The 113th Congress has just been sworn in, and it's a safe bet that it will be no more engaged with foreign policy, and no more competent to serve as a useful check on the Obama administration, than was its predecessor. This is mostly a prerogative of the opposition, and congressional Republicans have paid remarkably little attention to President Barack Obama's conduct of foreign affairs. Last month, they roused themselves to block confirmation of a United Nations treaty on the rights of the disabled, which apparently posed a grave threat to the nation's sovereignty. In recent weeks, of course, the GOP has lashed itself into a fury over the September 11 attack on the American consulate in Benghazi, laboring to gin up a tragic mishap into a full-fledged scandal. But on Afghanistan, Pakistan, Iraq, China, and the war on terror -- not much. Really, it's been a blessing.
It has not always been so, of course. While foreign policy, unlike domestic policy, does not normally depend on legislation or congressional authorization, thus giving far greater latitude to the executive branch, presidents have often had to face stiff resistance from Congress. President Lyndon Johnson provoked a storm of opposition on Capitol Hill when he escalated the Vietnam War; William Fulbright, a fellow Democrat and chairman of the Senate Foreign Relations Committee (SFRC), impaneled a series of hearings that showcased devastating critiques of Johnson's conduct of the war. Politicians on both sides of the aisle believed that Johnson had hoodwinked them into supporting the Gulf of Tonkin resolution enabling the escalation; many of them vowed never again to automatically defer to the president's authority to conduct foreign policy.
In the mid-1970s, Democratic Senator Frank Church conducted spectacular hearings into the CIA's history of assassinations. Republicans fought President Jimmy Carter every step of the way on his human rights policy and support for left-leaning regimes in Latin America. When Ronald Reagan reversed Carter's policies in order to back anti-Communist insurgents, a Democratic-controlled Congress passed the Boland Amendment banning military aid to the Nicaraguan Contras.
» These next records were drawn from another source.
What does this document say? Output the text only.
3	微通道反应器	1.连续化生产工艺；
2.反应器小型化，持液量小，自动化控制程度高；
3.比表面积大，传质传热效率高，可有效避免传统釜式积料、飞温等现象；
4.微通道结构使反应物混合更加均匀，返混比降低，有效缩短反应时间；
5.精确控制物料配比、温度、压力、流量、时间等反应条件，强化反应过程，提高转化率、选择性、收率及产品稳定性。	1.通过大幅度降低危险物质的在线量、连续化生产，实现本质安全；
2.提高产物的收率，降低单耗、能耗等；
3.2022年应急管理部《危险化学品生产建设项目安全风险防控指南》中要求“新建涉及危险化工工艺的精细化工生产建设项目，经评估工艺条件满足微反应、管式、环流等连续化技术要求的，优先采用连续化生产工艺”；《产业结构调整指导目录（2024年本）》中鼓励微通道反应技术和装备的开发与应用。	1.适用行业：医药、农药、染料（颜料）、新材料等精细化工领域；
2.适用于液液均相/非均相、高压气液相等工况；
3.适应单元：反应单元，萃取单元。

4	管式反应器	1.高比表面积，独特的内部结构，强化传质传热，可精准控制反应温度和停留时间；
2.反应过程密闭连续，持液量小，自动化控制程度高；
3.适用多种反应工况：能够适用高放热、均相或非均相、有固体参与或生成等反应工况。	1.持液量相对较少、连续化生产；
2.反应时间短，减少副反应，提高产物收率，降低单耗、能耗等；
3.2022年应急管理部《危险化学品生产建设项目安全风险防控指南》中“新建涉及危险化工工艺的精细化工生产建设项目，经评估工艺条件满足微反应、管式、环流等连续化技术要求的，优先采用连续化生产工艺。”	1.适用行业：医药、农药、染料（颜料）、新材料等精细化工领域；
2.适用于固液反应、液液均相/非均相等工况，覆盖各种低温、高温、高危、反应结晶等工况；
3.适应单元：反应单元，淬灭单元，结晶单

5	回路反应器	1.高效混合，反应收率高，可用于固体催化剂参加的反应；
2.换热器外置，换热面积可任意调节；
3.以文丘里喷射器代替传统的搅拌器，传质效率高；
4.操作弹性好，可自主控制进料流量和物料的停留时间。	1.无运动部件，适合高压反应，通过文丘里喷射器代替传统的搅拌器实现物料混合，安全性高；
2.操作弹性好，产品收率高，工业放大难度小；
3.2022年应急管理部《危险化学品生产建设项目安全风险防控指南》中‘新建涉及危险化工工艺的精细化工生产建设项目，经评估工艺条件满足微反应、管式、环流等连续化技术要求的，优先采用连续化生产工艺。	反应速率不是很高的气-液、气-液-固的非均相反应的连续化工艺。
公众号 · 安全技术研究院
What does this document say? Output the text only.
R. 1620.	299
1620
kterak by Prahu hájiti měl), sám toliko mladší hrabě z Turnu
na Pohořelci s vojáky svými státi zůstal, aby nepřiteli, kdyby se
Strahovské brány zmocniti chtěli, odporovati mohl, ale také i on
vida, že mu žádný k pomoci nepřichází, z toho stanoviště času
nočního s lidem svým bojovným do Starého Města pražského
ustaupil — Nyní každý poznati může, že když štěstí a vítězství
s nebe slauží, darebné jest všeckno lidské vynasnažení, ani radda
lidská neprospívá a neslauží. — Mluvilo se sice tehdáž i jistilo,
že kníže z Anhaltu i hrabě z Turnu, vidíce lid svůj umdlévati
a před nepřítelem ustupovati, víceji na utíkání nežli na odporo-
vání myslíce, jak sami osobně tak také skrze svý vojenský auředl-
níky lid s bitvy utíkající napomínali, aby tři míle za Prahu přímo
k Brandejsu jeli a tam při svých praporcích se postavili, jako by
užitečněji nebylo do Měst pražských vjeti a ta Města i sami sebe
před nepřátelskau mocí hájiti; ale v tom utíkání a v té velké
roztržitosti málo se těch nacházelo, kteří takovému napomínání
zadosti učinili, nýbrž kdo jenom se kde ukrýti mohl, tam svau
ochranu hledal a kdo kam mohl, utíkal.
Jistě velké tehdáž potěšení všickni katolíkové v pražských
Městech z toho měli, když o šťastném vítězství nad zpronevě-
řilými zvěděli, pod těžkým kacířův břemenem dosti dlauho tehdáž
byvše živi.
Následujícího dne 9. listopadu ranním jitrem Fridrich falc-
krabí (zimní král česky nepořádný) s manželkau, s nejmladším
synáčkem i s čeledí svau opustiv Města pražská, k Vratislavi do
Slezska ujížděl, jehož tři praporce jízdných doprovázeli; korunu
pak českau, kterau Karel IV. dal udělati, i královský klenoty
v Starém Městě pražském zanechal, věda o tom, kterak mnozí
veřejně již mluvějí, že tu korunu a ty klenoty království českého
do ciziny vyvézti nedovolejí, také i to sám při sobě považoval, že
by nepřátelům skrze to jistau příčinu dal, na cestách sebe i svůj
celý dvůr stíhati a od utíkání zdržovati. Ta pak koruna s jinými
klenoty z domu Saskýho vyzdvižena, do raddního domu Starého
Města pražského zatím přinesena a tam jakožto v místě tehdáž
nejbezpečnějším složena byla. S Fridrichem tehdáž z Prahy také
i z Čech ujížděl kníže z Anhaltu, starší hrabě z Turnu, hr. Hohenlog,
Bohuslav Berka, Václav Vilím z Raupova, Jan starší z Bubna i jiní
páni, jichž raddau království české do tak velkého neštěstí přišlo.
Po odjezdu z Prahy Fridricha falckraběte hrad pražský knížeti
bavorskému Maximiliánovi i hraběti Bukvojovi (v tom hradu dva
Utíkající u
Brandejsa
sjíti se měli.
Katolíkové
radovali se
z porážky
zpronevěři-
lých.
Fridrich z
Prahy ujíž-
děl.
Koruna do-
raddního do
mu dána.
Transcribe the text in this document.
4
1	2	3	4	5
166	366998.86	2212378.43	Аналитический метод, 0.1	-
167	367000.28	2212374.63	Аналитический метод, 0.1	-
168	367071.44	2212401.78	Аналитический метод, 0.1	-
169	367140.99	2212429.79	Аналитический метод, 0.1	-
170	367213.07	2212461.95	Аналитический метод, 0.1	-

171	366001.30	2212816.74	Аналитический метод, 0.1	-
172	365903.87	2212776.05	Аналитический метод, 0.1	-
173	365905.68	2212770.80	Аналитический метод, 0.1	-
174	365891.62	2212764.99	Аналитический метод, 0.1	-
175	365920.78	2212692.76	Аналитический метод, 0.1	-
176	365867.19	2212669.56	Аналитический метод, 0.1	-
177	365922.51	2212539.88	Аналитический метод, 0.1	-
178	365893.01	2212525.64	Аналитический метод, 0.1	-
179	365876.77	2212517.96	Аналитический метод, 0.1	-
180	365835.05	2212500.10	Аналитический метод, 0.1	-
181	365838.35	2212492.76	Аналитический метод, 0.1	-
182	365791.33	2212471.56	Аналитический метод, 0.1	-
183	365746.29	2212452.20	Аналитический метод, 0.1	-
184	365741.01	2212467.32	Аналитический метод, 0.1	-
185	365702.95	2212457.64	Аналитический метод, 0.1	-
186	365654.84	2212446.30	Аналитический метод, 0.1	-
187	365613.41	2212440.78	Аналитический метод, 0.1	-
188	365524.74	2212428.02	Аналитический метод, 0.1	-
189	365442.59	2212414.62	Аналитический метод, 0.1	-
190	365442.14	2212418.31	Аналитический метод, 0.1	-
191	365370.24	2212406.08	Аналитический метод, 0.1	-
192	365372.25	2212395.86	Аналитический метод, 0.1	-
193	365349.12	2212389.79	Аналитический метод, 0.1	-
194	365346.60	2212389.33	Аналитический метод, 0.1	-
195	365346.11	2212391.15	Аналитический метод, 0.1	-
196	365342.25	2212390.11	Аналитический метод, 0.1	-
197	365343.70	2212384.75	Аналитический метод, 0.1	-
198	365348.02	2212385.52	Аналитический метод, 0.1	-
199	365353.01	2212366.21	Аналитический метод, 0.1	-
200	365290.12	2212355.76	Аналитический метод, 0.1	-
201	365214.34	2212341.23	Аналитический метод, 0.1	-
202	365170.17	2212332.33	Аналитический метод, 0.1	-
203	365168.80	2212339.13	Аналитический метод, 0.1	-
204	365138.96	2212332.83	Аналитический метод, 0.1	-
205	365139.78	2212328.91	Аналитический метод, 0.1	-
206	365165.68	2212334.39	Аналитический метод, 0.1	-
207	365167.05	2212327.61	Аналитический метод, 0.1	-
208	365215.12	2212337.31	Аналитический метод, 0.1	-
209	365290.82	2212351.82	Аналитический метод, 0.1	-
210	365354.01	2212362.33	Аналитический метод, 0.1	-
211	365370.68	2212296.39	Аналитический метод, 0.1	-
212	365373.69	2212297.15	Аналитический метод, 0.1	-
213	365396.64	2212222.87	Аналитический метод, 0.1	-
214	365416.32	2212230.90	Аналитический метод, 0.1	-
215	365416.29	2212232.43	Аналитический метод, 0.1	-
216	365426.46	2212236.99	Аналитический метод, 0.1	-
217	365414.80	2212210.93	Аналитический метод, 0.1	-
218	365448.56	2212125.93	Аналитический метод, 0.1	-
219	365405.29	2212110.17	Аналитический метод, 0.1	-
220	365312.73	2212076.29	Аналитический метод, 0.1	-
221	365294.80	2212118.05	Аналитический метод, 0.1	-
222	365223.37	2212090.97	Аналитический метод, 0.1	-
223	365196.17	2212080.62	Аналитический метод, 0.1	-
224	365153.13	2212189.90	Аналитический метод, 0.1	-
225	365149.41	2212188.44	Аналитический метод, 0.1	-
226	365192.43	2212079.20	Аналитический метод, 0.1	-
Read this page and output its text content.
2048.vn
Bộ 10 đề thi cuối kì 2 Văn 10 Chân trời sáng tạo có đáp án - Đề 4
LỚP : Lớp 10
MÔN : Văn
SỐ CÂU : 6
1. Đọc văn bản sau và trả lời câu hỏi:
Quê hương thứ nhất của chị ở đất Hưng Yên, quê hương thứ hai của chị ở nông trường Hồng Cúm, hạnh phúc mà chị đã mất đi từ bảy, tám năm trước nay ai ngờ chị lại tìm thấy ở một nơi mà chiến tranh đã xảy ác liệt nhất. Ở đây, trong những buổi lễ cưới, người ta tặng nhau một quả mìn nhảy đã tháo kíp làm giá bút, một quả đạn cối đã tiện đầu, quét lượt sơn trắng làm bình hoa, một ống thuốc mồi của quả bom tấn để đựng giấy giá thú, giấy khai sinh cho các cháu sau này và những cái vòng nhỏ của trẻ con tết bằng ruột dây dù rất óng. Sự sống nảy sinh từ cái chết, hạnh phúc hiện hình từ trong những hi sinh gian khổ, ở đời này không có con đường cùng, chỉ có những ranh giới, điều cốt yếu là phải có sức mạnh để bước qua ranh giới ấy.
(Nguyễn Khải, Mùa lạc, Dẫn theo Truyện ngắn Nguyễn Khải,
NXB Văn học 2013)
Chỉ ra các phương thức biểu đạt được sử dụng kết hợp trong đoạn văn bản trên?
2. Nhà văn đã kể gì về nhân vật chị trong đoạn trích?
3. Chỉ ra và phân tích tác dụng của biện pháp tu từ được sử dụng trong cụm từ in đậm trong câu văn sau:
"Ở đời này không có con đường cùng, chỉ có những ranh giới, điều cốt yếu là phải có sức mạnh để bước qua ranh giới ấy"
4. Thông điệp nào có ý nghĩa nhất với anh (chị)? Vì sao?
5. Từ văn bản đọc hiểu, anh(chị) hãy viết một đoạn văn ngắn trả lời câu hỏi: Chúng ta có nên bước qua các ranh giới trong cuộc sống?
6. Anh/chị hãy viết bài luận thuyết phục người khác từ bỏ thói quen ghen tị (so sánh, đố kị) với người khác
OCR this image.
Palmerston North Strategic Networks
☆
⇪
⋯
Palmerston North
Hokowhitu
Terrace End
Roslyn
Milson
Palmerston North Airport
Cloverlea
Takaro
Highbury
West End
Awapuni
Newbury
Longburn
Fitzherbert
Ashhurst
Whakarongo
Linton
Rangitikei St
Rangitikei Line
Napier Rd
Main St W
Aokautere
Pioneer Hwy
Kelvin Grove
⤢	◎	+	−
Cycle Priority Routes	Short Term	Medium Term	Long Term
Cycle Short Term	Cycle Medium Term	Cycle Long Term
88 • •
It was this prohibition that Reagan tried to evade with the elaborate subterfuge known as Iran-Contra -- which was itself fully exposed to the public in the Senate's weeks-long Iran-Contra hearings that made Oliver North a household name. Had President Richard Nixon's impeachment not been fresh in everyone's minds, Democrats might well have moved to impeach Reagan over the lies required to conduct a secret foreign policy.
The election of 1994, which swept conservatives to power, marked the demise of the centrist tradition in foreign (and domestic) policy. Jesse Helms, the new Republican chairman of the SFRC, wanted to get rid of the U.N., which he did his best to defund, and did not much like foreign countries (though he did his best to keep Rhodesia in white hands). It was mortifying to try to explain to foreigners how such a yahoo had come to exercise so much influence over U.S. foreign policy. Still, even Helms was prepared to make deals with Joe Biden, the committee's senior Democrat. "Helms was perfectly happy to have a strongly assertive role for Congress in foreign policy," says Norman Ornstein, the congressional sage who hangs his battered hat at the American Enterprise Institute.
That may cast a slightly generous retrospective glow on "Cousin Jesse," who mostly seemed to want a strongly assertive role for himself. But what is certainly true is that senior Republicans like Bob Dole still considered foreign policy an essential element of their job (though even Dole shamelessly pandered to the know-nothing right when he ran for president in 1996, lampooning U.N. Secretary General Boutros Boutros-Ghali as if he were a cartoon character). Some of these figures continued to serve up to the present, the most obvious example being Richard Lugar, the just-replaced ranking Republican on SFRC and a leading authority on arms control. Lugar was defeated in a primary by a far-right conservative, which certainly sends a message to any Republican thinking of making a name for himself as a player -- that is, a non-obstructive one -- on international affairs.
Ornstein argues that the big change in recent years is that today's generation of yahoos, who view government itself with contempt, have little interest in defending Congress's institutional role. He views the debate over the disability treaty, where members thronged around a wheelchair-bound Bob Dole before voting down the treaty he had come to endorse -- a treaty that mostly codified U.S. law but was opposed by home-schoolers -- as a low point. "That kind of obstruction means almost willfully obviating a serious role for the Senate," Ornstein says. "That suggests to a president that if you can find any way to accomplish your goals through executive action, you should."